Aside from the wonderful décor, the other thing, which always strikes me about Shanghai is the atmosphere. Bars of such a standard in London or New York would either be heaving or exceptionally difficult to get into. In London, they would also probably be hot, smoky, ear-splittingly loud and shut before midnight. The only places that bear any passing resemblance in Shanghai are Park 97 and Guandi. Both have great locations on the edge of Fuxing Park and both are always packed.

For the most part, it feels as if Shanghai's population has yet to catch up with the growing multitude of bars and restaurants. Most seem full of returnees, expats and visitors. This felt particularly true of 3 on the Bund, a grand old building that opened after extensive renovation earlier this year and houses Giorgio Armani on the ground floor, an Evian spa on the second and two five star restaurants - Jean George and Laris - on the upper floors. There is also a fantastic bar on the seventh floor called New Heights. Most of the customers sit outside under a floodlit palladium dome, which has spectacular views out across the Bund.

Next door is M on the Bund, the original Bund landmark, with its large drinks terrace at the front of a restaurant often voted among the world's top 50. Further down the road, I was told 18 on the Bund, is the next building under renovation, with the promise of a five star French restaurant.

After a weekend of constant eating and drinking, the Ritz Carlton's general manager, Marc DeCocinis, asked me if I would like to top it off with a drive around town in the side car of his vintage 1940's motorbike. Feeling like we were in a World War II movie, we set off on Monday morning for a whistlestop tour of the city and obligatory drive down the Bund. Half the time it felt as if we were the main tourist attraction. Marc says he takes select guests out on the bike a couple of times a week and some go on to buy their own from V Sidecars, a Shanghai-based company that restores the old Chang Jiang bikes.

Amid all this running around I also found time to try the new Banyan Tree spa. When most people think of the luxury Banyan Tree group, it is tropical beaches, which spring to mind. However, the group also operates a number of city spas, of which the one in Shanghai (in the Westin Hotel, off the Bund) is particularly impressive.
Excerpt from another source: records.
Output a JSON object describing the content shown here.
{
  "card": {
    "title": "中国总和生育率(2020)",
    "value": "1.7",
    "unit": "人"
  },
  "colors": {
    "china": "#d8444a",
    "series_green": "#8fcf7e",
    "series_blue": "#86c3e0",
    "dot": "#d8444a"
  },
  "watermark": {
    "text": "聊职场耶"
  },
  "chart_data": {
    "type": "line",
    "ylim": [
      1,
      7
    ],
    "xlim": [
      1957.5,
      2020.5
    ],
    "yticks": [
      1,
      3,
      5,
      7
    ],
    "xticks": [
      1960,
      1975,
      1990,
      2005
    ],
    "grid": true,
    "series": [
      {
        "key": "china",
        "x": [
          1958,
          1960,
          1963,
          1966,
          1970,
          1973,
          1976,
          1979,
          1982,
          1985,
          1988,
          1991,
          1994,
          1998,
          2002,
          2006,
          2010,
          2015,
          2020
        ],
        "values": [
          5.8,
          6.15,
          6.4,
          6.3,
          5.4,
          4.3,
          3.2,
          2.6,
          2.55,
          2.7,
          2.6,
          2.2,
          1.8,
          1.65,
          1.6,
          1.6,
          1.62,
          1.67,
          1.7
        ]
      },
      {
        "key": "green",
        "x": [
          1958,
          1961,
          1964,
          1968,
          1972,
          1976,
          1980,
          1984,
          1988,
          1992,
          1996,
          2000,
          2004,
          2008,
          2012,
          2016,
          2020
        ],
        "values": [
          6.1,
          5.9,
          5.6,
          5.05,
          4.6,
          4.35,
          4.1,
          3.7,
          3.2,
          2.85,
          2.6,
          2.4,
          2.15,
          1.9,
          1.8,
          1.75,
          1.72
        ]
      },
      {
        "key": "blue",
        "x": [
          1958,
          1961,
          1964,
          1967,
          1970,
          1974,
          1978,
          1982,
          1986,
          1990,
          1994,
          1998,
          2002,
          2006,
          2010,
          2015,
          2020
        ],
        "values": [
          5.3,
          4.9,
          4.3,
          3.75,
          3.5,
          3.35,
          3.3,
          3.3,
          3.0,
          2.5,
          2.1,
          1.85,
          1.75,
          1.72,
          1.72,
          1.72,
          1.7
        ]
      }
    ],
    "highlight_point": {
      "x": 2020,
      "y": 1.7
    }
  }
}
A striking red, black and gold colour scheme is balanced by an air of incredible tranquility and the ministrations of softly-spoken Thai staff.

The spa's signature treatments are called the Yin Yang packages, which are based around the five elements: earth for balance; water for relaxation; wood for renewal; fire for vitality and gold for purification. Having stayed out drinking for most of Saturday night, purification seemed like a good option for a Sunday afternoon.

The two hour session included a sesame wrap to ease water retention followed by a Swedish massage and steam bath to eliminate toxins. Helena fell asleep during her massage. I may have had a few too many toxins to have done so during mine.

Treatments at the Banyan Tree are a very different indulgence to the kind we had been enjoying for the rest of the weekend. It was the perfect way to round off two days of history, hedonism and quite a lot of happy hours.